Sicherheitspolitische Beobachtungen zum Nationalen Volkskongress.


Vom 5. bis 11. März wurden in Peking in der Großen Halle des Volkes die jährlichen Plenarsitzungen des Nationalen Volkskongresses sowie der Politischen Konsultativkonferenz abgehalten. Die Weltöffentlichkeit war hauptsächlich mit den fatalen Folgen des Ukraine-Krieges beschäftigt und zeigte daher am Mammut-Ereignis mit rund 5.000 Delegierten weniger Interesse als die Jahre zuvor. Chinas Premier Li Keqiang präsentierte am 5. März seinen Regierungsbericht sowie die Eckdaten zum neuen Staatshaushalt.

Das jährliche Plenum des Nationalen Volkskongresses ist üblicherweise kein Gradmesser für sicherheitspolitische Entwicklungen mit Blick auf die Volksrepublik China. Doch es sind vor allem die Auslassungen und semantischen Feinheiten in den Regierungsvorlagen, Beschlüssen und Ansprachen, die interessante Hinweise liefern können.

Angesichts strikt reglementierter Programmabläufe ist der Nationale Volkskongress keineswegs ein Ort für politische Überraschungen oder kontroverse Diskussionen. Eine Kernfunktion des jährlichen Großereignisses ist vielmehr die landesweite Demonstration politischer Stabilität und Krisenfestigkeit. Sämtliche Gesetzesentwürfe, Änderungsvorschläge zur Verfassung oder Teilbudgets des Staatshaushaltes werden im Vorfeld in diversen Unterausschüssen diskutiert und durch das Führungsgremium der KP bestätigt. Es ist daher kaum erstaunlich, dass im Plenum des Nationalen Volkskongresses noch niemals ein eingebrachter Vorschlag abgelehnt wurde.

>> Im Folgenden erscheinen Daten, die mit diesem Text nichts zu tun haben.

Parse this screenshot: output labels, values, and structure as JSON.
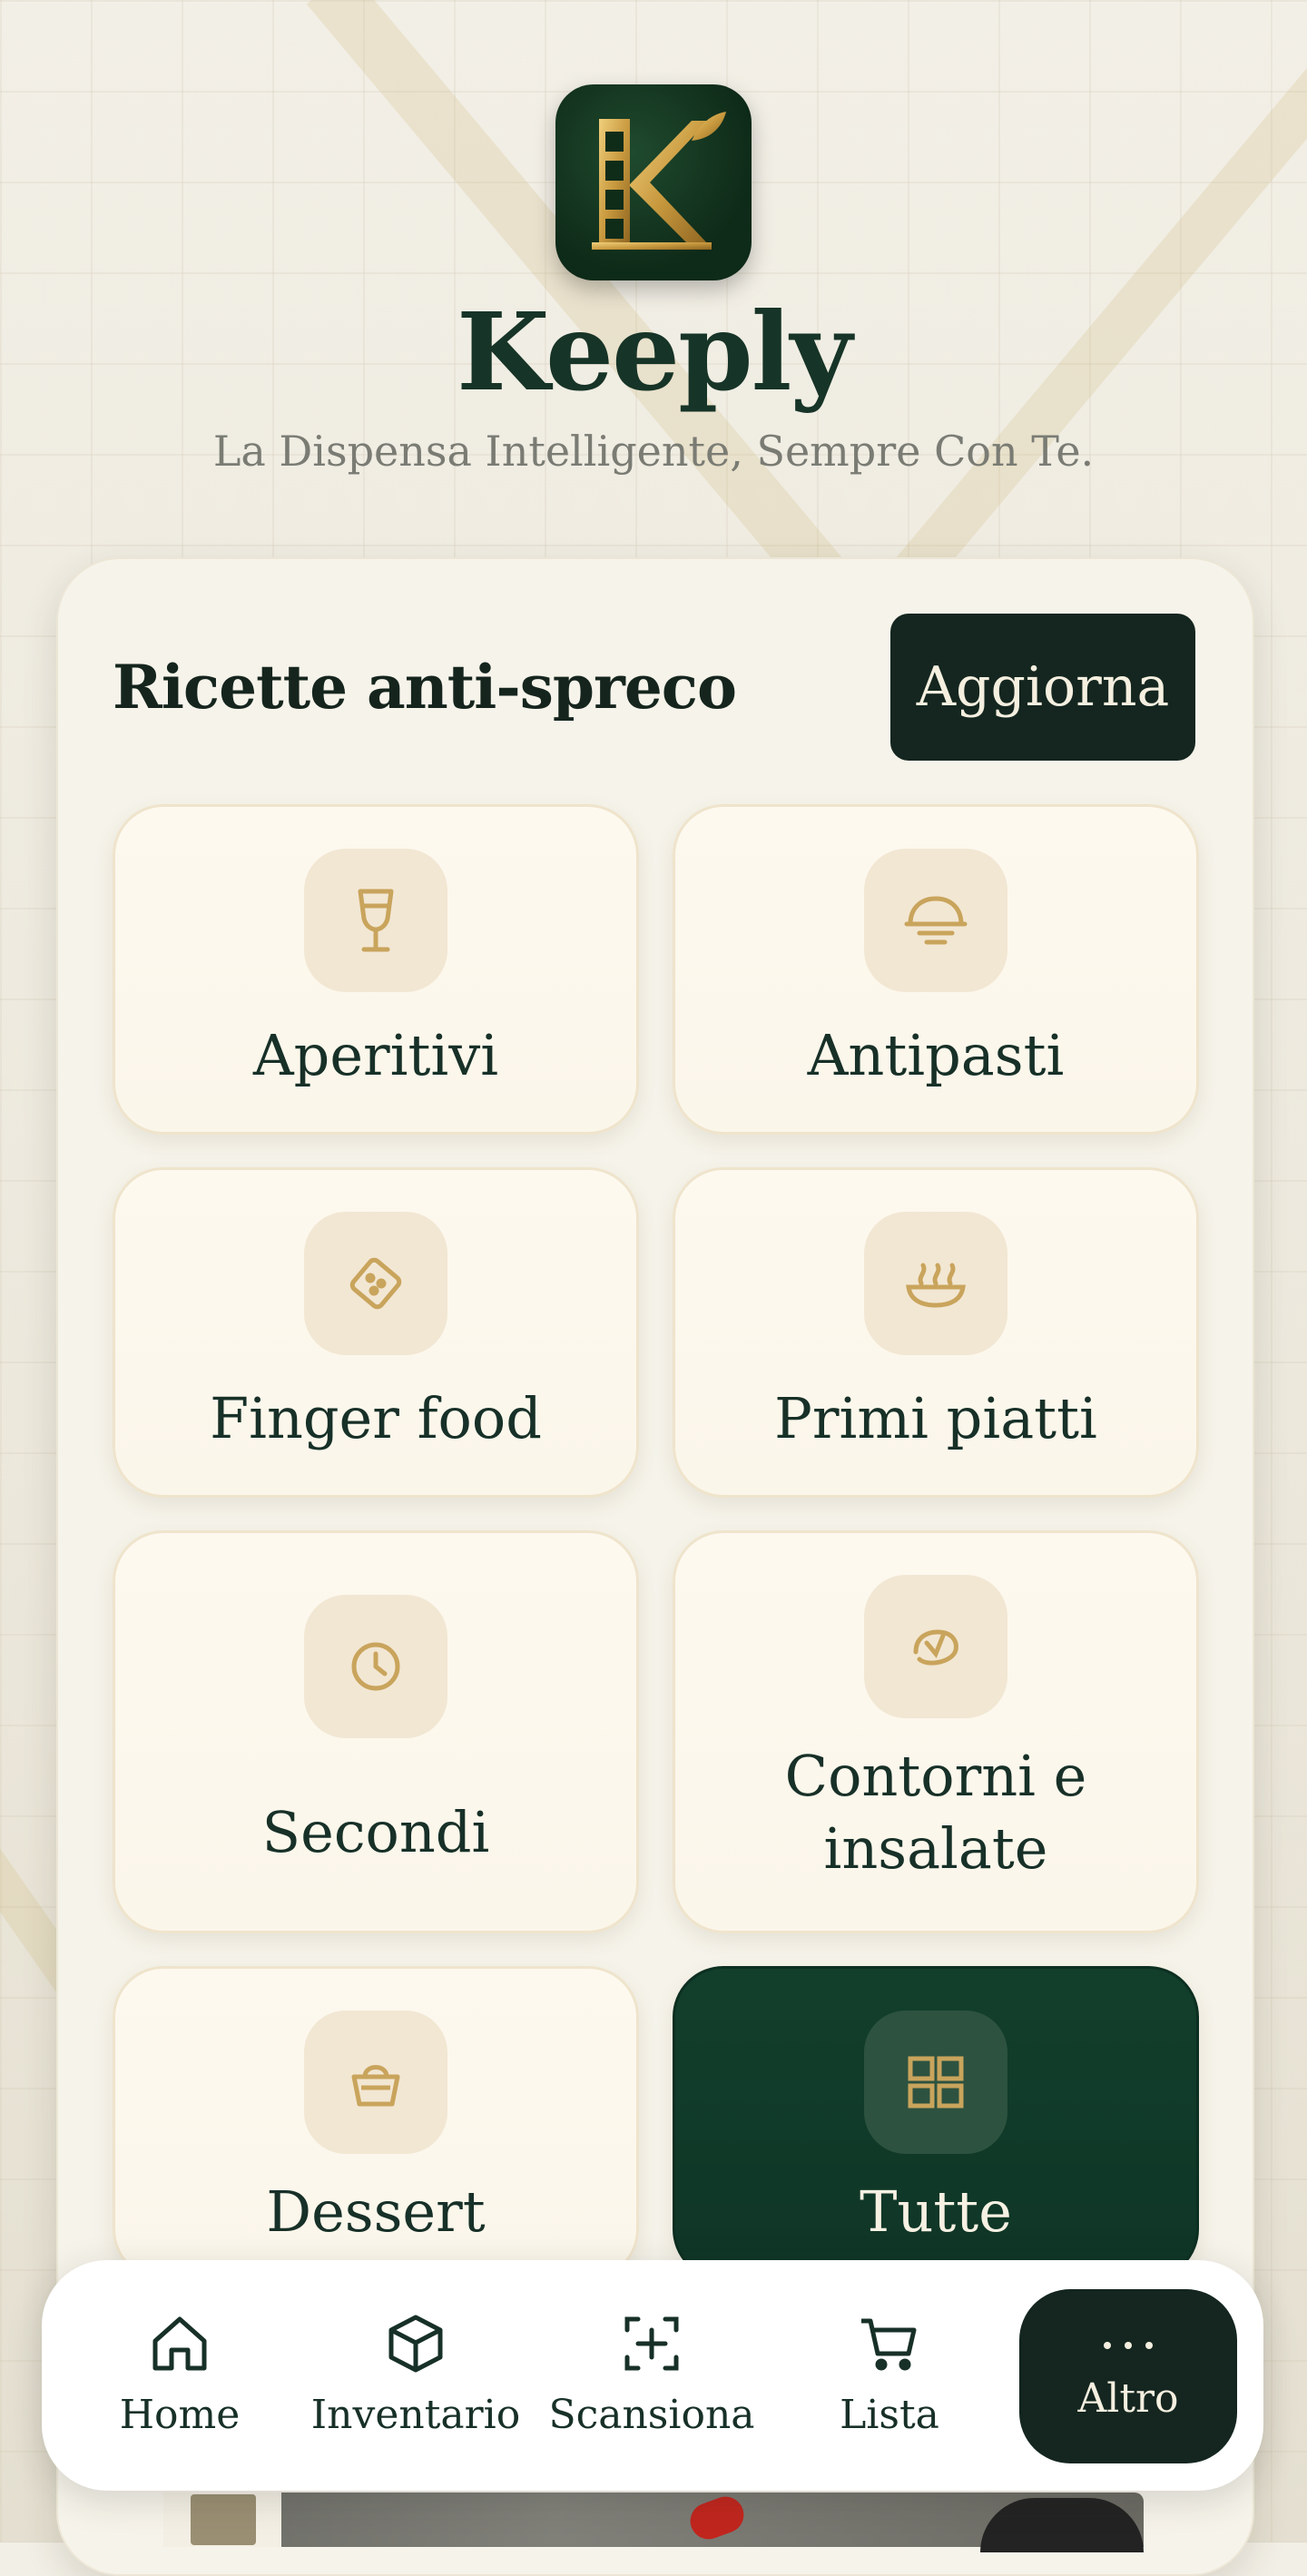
{
  "app": {
    "name": "Keeply",
    "tagline": "La Dispensa Intelligente, Sempre Con Te."
  },
  "recipes": {
    "title": "Ricette anti-spreco",
    "refresh_label": "Aggiorna",
    "categories": [
      {
        "label": "Aperitivi",
        "icon": "wine-glass-icon"
      },
      {
        "label": "Antipasti",
        "icon": "cloche-icon"
      },
      {
        "label": "Finger food",
        "icon": "cracker-icon"
      },
      {
        "label": "Primi piatti",
        "icon": "pasta-bowl-icon"
      },
      {
        "label": "Secondi",
        "icon": "clock-icon"
      },
      {
        "label": "Contorni e insalate",
        "icon": "leaf-icon"
      },
      {
        "label": "Dessert",
        "icon": "basket-icon"
      },
      {
        "label": "Tutte",
        "icon": "grid-icon",
        "selected": true
      }
    ]
  },
  "nav": {
    "items": [
      {
        "label": "Home",
        "icon": "home-icon"
      },
      {
        "label": "Inventario",
        "icon": "box-icon"
      },
      {
        "label": "Scansiona",
        "icon": "scan-icon"
      },
      {
        "label": "Lista",
        "icon": "cart-icon"
      },
      {
        "label": "Altro",
        "icon": "more-icon",
        "active": true
      }
    ]
  },
  "colors": {
    "primary_dark": "#14261f",
    "accent_gold": "#c9a45c",
    "card_bg": "#fcf8ee",
    "active_card": "#123f2c"
  }
}
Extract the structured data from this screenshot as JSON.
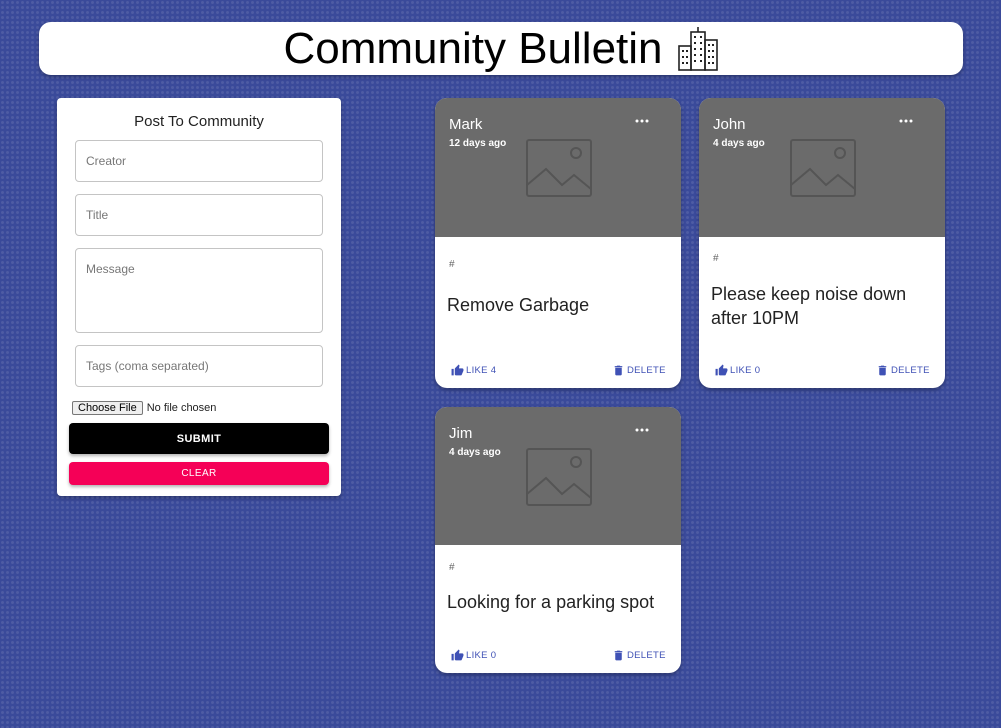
{
  "header": {
    "title": "Community Bulletin",
    "icon": "city-building-icon"
  },
  "form": {
    "title": "Post To Community",
    "creator_placeholder": "Creator",
    "title_placeholder": "Title",
    "message_placeholder": "Message",
    "tags_placeholder": "Tags (coma separated)",
    "file_button": "Choose File",
    "file_status": "No file chosen",
    "submit_label": "SUBMIT",
    "clear_label": "CLEAR"
  },
  "posts": [
    {
      "creator": "Mark",
      "time": "12 days ago",
      "tags": "#",
      "message": "Remove Garbage",
      "like_label": "LIKE 4",
      "delete_label": "DELETE"
    },
    {
      "creator": "John",
      "time": "4 days ago",
      "tags": "#",
      "message": "Please keep noise down after 10PM",
      "like_label": "LIKE 0",
      "delete_label": "DELETE"
    },
    {
      "creator": "Jim",
      "time": "4 days ago",
      "tags": "#",
      "message": "Looking for a parking spot",
      "like_label": "LIKE 0",
      "delete_label": "DELETE"
    }
  ],
  "colors": {
    "background": "#3a4a9a",
    "accent": "#3f51b5",
    "submit": "#000000",
    "clear": "#f50057",
    "card_media": "#6b6b6b"
  }
}
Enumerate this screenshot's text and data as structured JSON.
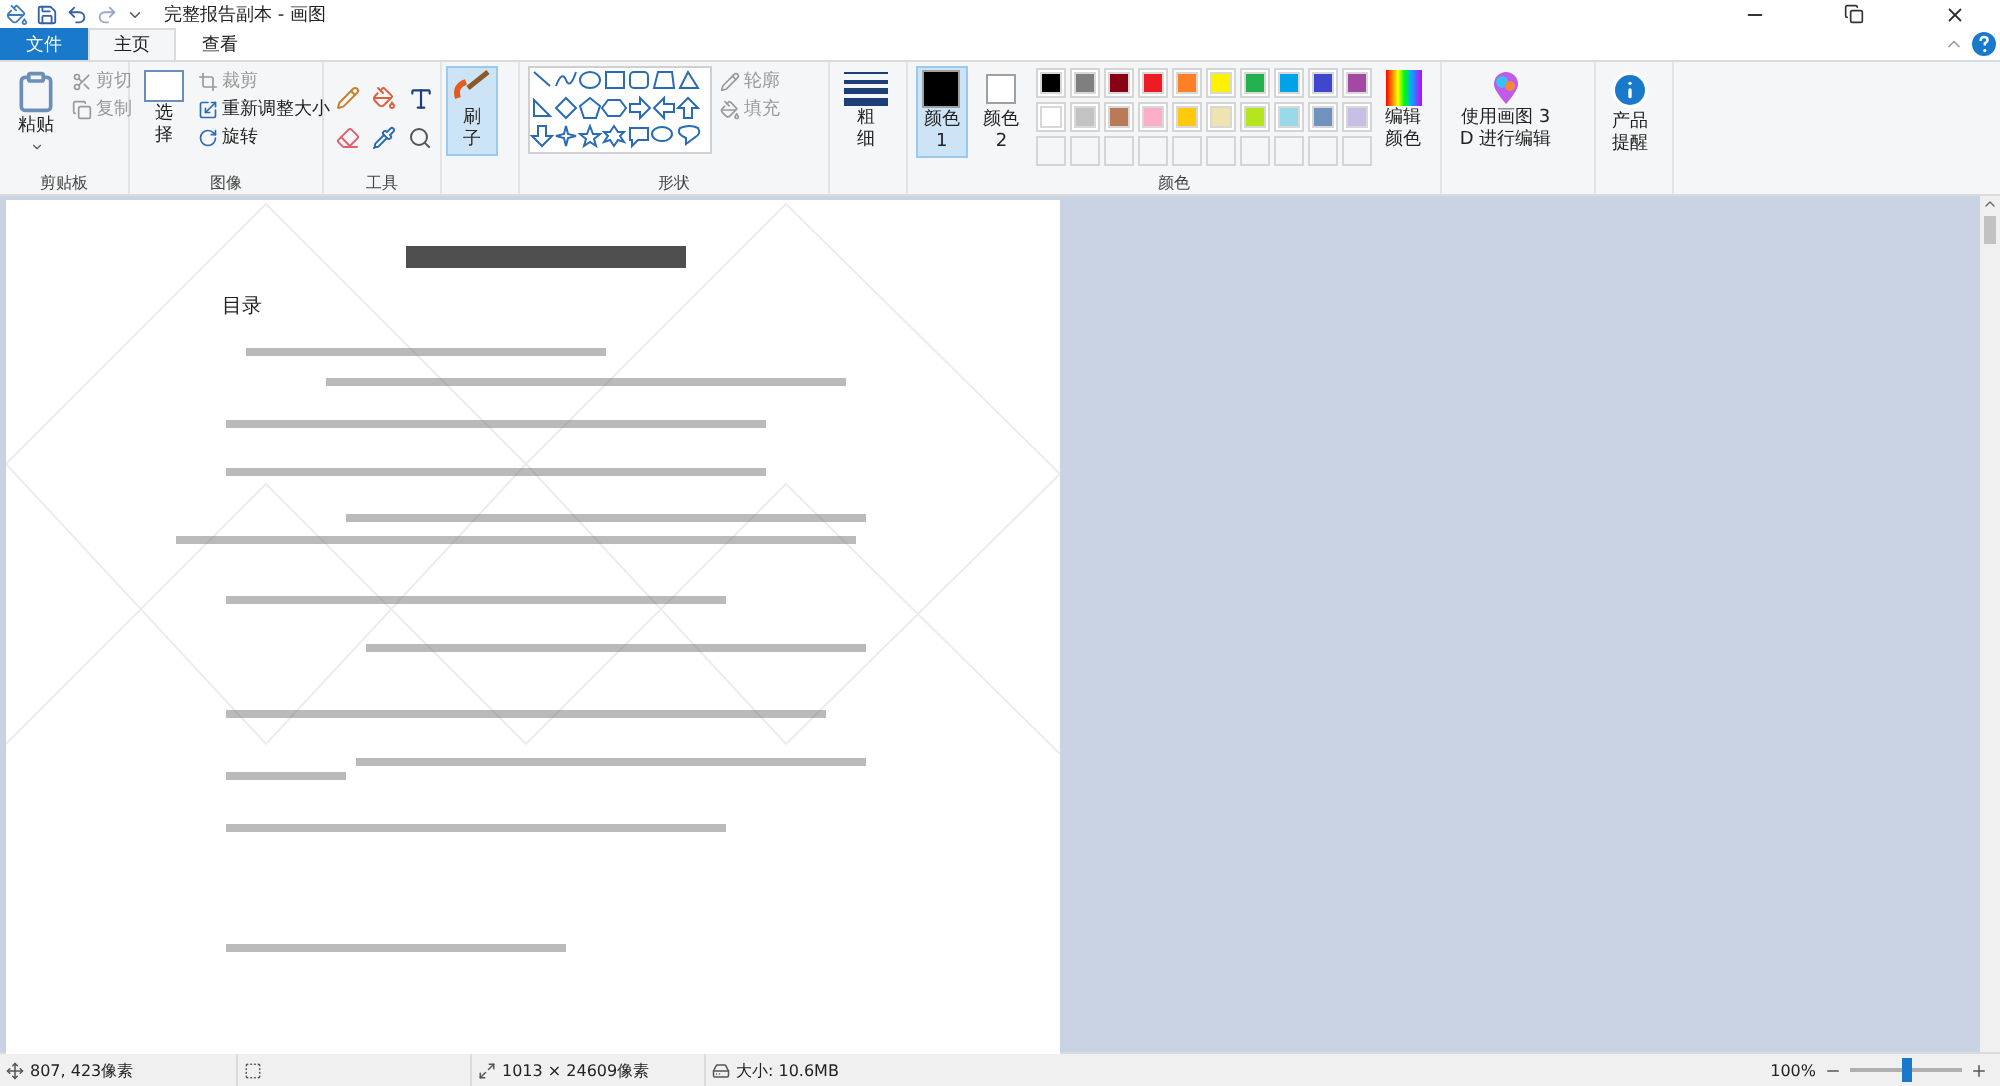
{
  "window": {
    "title": "完整报告副本 - 画图"
  },
  "tabs": [
    {
      "label": "文件",
      "kind": "file",
      "selected": false
    },
    {
      "label": "主页",
      "kind": "tab",
      "selected": true
    },
    {
      "label": "查看",
      "kind": "tab",
      "selected": false
    }
  ],
  "ribbon": {
    "clipboard": {
      "label": "剪贴板",
      "paste": "粘贴",
      "cut": {
        "label": "剪切",
        "disabled": true
      },
      "copy": {
        "label": "复制",
        "disabled": true
      }
    },
    "image": {
      "label": "图像",
      "select": "选择",
      "crop": {
        "label": "裁剪",
        "disabled": true
      },
      "resize": {
        "label": "重新调整大小",
        "disabled": false
      },
      "rotate": {
        "label": "旋转",
        "disabled": false
      }
    },
    "tools": {
      "label": "工具"
    },
    "brushes": {
      "label": "刷子",
      "selected": true
    },
    "shapes": {
      "label": "形状",
      "outline": {
        "label": "轮廓",
        "disabled": true
      },
      "fill": {
        "label": "填充",
        "disabled": true
      }
    },
    "size": {
      "label": "粗细"
    },
    "colors": {
      "label": "颜色",
      "color1": {
        "label": "颜色 1",
        "color": "#000000",
        "selected": true
      },
      "color2": {
        "label": "颜色 2",
        "color": "#ffffff",
        "selected": false
      },
      "palette": [
        {
          "color": "#000000"
        },
        {
          "color": "#7f7f7f"
        },
        {
          "color": "#880015"
        },
        {
          "color": "#ed1c24"
        },
        {
          "color": "#ff7f27"
        },
        {
          "color": "#fff200"
        },
        {
          "color": "#22b14c"
        },
        {
          "color": "#00a2e8"
        },
        {
          "color": "#3f48cc"
        },
        {
          "color": "#a349a4"
        },
        {
          "color": "#ffffff"
        },
        {
          "color": "#c3c3c3"
        },
        {
          "color": "#b97a57"
        },
        {
          "color": "#ffaec9"
        },
        {
          "color": "#ffc90e"
        },
        {
          "color": "#efe4b0"
        },
        {
          "color": "#b5e61d"
        },
        {
          "color": "#99d9ea"
        },
        {
          "color": "#7092be"
        },
        {
          "color": "#c8bfe7"
        }
      ],
      "edit": "编辑颜色"
    },
    "paint3d": "使用画图 3 D 进行编辑",
    "product": "产品提醒"
  },
  "canvas": {
    "heading": "目录"
  },
  "status_bar": {
    "cursor": "807, 423像素",
    "dimensions": "1013 × 24609像素",
    "size": "大小: 10.6MB",
    "zoom": "100%",
    "zoom_slider": {
      "level": 0.5
    }
  }
}
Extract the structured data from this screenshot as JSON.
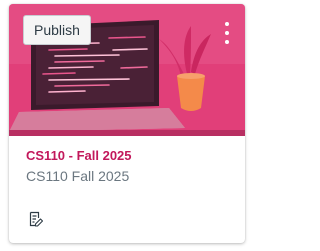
{
  "card": {
    "publish_label": "Publish",
    "course_code": "CS110 - Fall 2025",
    "course_term": "CS110 Fall 2025",
    "accent_color": "#c2185b",
    "hero_overlay_color": "#e0306f",
    "menu_icon": "kebab-menu-icon",
    "footer_icon": "assignments-icon"
  }
}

Sicherheitspolitischer Fokus auf innere Strukturen

Auffällig ist, dass weder der Regierungsbericht des Premiers noch die anderen aufs Kriegsgeschehen in der Ukraine eingehen. Ebenso wenig werden die laufenden Grenzverhandlungen mit Indien erwähnt. Hinsichtlich der Taiwan-Frage wird erst die Verpflichtung zur Entwicklung friedlicher Beziehungen gegenüber Taiwan genannt, allerdings gefolgt von der Bekräftigung des Willens zu "Wiedervereinigung" und Abwehr "separatistischer Bewegungen".

Wie im Vorjahr sind gegen Ende des Berichts einige wenige Absätze der Volksbefreiungsarmee gewidmet. Neben dem üblichen Hinweis auf Reform und Modernisierung von Logistik- und Waffenmanagementsystemen werden zwei Aspekte hervorgehoben: Verteidigungswissenschaft und -technologie sowie gegenseitige Unterstützung von Zivil- und Militärbereich. Die Schlussworte enthalten erneut eine Friedensbotschaft. So wird etwa betont, China werde weiterhin eine "unabhängige Außenpolitik des Friedens" verfolgen und den "Weg der friedlichen Entwicklung" fortsetzen.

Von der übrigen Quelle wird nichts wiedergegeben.